I often say that I meet myself coming and going, when I am plein air painting. By that I mean that I have to do a lot of work on self-acceptance throughout the process of making a painting. Every painting is a struggle – none go exactly as planned. Some paintings go better than others, but some seem like every stroke, every color, every value, every shape, is wrong and needs to be corrected. Those paintings require self-forgiveness and self-acceptance all the way through, or else I would quit and they would end up in the trash. If I don’t forgive myself, then I become angry, and then painting is no fun. I have to reach the “zen” of the process, that point where I start to let be whatever mark I make, without conscious judgement of “good” or “bad”. The artistic analysis and corrections become unconscious, and that is when painting becomes meditative and personally transcending.
I recently have done a number of paintings, some with the local Emerald Coast Plein Air Painters, and some at an event in Apalachicola, the Forgotten Coast En Plein Air. Yesterday I did not complete my painting. I often wait until last to develop the focal area of my painting. Yesterday I worked on the focal area first, and I lost track of the time, so the call for group critique came while I still had half the canvas bare. I quickly slapped in the greenery and a suggestion of the ground to give some context and the following image of the Bruce Cafe was the result.
Last week’s regular plein air session was at Oak Marina in Niceville, Florida, yielding my impression of the graphic light on the foreground and the massive oak tree trunk.
I painted 3 paintings during the span of the Forgotten Coast En Plein Air. I painted in the Quickdraw Competition the first weekend and was pleased that my painting sold during the judging! The scene included a row of potted plants in front of a landscapers office, some in the shade, and some in the sun. I called it “Garden Ready”.
The next day my eye was caught by the light on the crumbling stucco wall and corrugated tin covering the windows of the abandoned waterfront Joe Taranto Seafood Company building. Across the street is the iconic wall of buoys, but I just suggested the buoys in order to keep attention of the texture of the wall and tin.

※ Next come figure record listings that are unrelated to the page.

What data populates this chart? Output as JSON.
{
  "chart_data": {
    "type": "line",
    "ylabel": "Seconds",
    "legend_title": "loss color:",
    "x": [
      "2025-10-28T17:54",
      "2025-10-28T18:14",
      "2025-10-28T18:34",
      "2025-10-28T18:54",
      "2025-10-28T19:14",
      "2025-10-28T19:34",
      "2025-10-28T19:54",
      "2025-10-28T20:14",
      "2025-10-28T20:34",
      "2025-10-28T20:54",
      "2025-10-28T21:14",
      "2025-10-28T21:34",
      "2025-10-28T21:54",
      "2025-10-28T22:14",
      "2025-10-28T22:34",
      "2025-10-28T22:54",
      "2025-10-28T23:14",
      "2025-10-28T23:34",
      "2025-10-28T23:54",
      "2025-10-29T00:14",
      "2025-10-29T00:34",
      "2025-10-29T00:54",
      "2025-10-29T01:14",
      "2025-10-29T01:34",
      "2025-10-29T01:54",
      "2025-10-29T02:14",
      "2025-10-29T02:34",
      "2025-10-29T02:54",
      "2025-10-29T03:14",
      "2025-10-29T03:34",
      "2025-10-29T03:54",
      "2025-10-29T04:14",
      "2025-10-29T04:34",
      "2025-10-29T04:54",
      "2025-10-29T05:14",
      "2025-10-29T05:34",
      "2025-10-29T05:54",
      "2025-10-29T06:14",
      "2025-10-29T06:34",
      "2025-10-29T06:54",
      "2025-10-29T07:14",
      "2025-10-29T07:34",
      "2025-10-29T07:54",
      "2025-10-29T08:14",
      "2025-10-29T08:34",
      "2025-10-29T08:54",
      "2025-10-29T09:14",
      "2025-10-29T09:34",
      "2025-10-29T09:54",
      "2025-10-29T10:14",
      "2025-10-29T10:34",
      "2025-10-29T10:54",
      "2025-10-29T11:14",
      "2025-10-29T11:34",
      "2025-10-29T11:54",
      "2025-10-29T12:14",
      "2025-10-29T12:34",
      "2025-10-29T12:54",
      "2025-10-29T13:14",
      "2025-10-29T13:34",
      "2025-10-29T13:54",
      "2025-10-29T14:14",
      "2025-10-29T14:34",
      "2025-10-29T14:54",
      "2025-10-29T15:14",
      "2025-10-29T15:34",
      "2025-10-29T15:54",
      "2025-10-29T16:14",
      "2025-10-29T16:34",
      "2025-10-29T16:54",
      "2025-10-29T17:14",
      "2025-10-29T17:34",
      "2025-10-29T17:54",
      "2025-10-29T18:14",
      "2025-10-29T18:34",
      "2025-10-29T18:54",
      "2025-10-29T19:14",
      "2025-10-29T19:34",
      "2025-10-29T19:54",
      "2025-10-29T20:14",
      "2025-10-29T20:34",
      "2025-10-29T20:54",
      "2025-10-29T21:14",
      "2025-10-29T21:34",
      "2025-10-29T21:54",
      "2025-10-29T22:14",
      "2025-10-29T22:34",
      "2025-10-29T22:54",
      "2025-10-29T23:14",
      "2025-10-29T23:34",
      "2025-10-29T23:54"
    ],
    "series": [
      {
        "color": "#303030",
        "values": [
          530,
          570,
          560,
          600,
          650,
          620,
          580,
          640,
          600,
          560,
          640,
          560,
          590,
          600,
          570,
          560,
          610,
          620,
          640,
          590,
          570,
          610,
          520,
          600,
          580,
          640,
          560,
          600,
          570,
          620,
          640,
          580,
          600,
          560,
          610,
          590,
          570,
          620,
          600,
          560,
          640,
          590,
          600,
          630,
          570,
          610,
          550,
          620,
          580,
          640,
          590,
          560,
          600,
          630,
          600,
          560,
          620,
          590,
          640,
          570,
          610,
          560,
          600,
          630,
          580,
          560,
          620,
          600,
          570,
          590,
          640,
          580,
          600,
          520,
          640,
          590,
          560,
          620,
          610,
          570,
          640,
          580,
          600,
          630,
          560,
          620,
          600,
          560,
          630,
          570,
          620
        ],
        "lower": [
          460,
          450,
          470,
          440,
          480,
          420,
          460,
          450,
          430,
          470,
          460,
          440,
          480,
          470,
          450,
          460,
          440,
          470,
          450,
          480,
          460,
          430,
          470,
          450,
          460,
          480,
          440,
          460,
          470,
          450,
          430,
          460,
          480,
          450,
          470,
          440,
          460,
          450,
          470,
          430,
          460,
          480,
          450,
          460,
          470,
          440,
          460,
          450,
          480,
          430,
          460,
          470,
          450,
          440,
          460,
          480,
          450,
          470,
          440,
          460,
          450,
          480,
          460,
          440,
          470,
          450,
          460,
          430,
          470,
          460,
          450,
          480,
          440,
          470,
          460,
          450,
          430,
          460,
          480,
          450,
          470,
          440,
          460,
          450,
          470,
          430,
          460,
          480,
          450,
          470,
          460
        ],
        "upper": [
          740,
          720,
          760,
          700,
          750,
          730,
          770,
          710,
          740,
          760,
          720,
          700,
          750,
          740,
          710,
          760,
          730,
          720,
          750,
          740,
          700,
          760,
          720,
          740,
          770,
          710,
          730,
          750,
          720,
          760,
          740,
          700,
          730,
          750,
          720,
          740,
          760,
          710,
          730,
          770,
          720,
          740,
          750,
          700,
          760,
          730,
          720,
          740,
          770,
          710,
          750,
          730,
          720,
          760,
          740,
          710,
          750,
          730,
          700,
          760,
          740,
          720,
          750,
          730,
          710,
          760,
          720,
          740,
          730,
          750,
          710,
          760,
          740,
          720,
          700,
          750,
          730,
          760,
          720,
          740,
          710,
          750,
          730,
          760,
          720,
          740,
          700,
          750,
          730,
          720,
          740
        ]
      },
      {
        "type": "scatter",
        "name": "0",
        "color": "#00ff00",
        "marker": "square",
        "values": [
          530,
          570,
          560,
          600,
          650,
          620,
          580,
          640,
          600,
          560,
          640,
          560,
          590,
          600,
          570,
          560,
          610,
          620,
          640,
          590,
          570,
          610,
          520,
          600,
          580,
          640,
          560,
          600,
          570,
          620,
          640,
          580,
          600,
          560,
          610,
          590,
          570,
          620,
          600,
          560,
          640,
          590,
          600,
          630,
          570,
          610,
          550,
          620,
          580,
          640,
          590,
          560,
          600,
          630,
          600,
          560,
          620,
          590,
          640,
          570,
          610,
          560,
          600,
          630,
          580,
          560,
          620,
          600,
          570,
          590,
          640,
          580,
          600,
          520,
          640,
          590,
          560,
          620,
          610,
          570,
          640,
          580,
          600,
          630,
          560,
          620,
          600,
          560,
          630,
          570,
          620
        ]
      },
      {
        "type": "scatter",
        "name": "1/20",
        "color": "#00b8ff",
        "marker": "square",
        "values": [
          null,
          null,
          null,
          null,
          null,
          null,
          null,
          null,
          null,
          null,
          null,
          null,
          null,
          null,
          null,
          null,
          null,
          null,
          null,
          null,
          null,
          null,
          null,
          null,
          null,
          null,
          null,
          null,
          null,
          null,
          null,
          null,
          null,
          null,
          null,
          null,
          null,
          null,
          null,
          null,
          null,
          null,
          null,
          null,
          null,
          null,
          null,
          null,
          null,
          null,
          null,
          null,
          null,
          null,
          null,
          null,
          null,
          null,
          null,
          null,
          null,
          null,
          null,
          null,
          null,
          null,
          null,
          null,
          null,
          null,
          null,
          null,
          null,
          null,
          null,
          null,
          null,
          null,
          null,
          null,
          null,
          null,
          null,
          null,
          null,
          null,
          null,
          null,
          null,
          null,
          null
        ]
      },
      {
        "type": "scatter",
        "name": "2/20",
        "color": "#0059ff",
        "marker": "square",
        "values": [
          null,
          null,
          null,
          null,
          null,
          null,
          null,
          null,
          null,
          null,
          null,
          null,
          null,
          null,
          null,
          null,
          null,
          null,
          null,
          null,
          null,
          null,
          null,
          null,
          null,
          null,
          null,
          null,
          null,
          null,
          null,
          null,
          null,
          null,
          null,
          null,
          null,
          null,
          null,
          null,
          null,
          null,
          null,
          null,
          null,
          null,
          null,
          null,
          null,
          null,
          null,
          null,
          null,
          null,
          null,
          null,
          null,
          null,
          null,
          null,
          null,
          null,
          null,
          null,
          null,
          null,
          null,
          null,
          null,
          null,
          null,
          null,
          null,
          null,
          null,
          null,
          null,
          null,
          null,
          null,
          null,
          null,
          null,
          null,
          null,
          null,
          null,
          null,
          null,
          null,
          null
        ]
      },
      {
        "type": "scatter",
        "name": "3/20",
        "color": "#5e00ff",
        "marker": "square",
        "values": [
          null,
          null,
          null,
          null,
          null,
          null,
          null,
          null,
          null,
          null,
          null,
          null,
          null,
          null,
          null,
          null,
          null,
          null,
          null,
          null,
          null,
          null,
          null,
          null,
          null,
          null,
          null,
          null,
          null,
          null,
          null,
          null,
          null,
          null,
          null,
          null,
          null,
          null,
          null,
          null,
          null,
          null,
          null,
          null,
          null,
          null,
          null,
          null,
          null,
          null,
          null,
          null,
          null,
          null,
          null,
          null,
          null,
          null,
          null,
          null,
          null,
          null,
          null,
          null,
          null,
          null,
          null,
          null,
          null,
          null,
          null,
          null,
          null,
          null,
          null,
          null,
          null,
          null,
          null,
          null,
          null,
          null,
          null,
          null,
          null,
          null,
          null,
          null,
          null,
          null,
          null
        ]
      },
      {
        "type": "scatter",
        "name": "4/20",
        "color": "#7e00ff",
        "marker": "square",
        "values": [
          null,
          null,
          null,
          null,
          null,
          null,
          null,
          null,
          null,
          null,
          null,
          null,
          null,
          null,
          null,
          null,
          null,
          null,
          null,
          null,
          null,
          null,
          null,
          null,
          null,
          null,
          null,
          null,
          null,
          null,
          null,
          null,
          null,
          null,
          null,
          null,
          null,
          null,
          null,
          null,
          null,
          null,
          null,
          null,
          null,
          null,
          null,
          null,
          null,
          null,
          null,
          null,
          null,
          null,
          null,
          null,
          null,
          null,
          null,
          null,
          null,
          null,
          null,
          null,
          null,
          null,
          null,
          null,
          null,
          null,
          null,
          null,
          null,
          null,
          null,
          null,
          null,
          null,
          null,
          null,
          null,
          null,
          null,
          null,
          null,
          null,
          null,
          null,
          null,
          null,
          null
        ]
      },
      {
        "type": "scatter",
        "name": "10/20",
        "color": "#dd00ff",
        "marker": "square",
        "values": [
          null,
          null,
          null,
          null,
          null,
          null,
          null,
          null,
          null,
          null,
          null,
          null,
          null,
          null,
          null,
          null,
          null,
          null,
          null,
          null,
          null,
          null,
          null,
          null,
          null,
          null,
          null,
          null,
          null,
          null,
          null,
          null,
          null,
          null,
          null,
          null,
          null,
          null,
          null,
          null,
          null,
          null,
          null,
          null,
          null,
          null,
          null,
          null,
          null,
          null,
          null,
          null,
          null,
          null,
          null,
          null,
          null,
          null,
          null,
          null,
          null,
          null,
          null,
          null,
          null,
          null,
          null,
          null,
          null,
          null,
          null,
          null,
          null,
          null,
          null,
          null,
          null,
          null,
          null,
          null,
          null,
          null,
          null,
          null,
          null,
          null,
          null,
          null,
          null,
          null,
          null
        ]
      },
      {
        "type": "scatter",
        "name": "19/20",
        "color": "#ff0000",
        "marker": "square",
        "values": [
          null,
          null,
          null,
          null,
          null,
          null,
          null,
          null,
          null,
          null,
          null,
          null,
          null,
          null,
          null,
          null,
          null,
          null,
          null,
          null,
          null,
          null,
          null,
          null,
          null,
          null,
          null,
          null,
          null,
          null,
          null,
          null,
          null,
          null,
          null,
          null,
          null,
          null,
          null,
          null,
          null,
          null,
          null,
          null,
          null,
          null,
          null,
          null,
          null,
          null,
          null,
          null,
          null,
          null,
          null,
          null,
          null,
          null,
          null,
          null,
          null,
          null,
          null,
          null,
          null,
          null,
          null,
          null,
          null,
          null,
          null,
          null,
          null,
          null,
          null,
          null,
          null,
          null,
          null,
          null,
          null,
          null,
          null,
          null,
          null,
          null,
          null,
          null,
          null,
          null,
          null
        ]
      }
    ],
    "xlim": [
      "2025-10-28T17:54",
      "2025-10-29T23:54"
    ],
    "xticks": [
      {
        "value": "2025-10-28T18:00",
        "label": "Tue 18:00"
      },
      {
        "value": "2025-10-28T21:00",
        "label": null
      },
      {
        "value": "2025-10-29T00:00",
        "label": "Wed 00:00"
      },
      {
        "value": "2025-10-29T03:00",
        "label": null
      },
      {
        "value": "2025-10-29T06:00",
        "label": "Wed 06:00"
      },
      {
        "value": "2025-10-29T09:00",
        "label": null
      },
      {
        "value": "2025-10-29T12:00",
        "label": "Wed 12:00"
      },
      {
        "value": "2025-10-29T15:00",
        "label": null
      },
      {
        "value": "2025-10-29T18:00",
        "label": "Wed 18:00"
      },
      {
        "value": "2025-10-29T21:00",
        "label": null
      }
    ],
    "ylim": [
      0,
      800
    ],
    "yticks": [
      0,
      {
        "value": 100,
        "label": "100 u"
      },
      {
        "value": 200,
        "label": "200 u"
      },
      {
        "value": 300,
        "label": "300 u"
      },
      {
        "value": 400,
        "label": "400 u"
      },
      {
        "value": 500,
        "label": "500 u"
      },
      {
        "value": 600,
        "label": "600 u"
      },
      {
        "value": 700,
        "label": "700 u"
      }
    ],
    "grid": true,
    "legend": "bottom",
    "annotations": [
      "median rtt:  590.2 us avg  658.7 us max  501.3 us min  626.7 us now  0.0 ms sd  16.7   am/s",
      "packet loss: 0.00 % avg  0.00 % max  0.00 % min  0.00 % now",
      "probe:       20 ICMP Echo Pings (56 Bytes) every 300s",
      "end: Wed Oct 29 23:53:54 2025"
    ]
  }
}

I could not stay for the entire event — my pool service business is experiencing a growth spurt, so I needed to be home during the week, but I returned on the weekend for the final showing of the works of the professional invited artists. While there, I painted what was told to me was the oldest structure in town, a building which now is just four walls, with no roof, draped with trumpet vines. The stark shadows of the palms on the wall were what initially attracted me to the scene. Unfortunately, I made a lot of what we painters refer to as mud when I was painting the spaces between the shadows, so I came back to the scene the next morning and cleaned them up. This is my result.
The week before last, our local plein air group painted at Four Mile Landing in Freeport, FL. I chose the industrial scene of the port, where barges were ready to be loaded, and on one bank, a new fireboat’s water cannons were being tested. The light alternated between a sunny glare and muted overcast as the atmosphere wafted in and out. The result was more impressionistic, with extra emphasis on the lights and darks.
All of my paintings are available for sale — click on the painting for an individual view showing the price, with a form to contact me.
In addition to “Garden Ready”, the Quickdraw competition painting shown above, the following paintings also recently sold. “Marsh at Indian Pass” sold during the Artists of Apalachicola Area member show two weekends ago, and “Island Plantation” sold this past Monday night at a meeting of the local women artists network.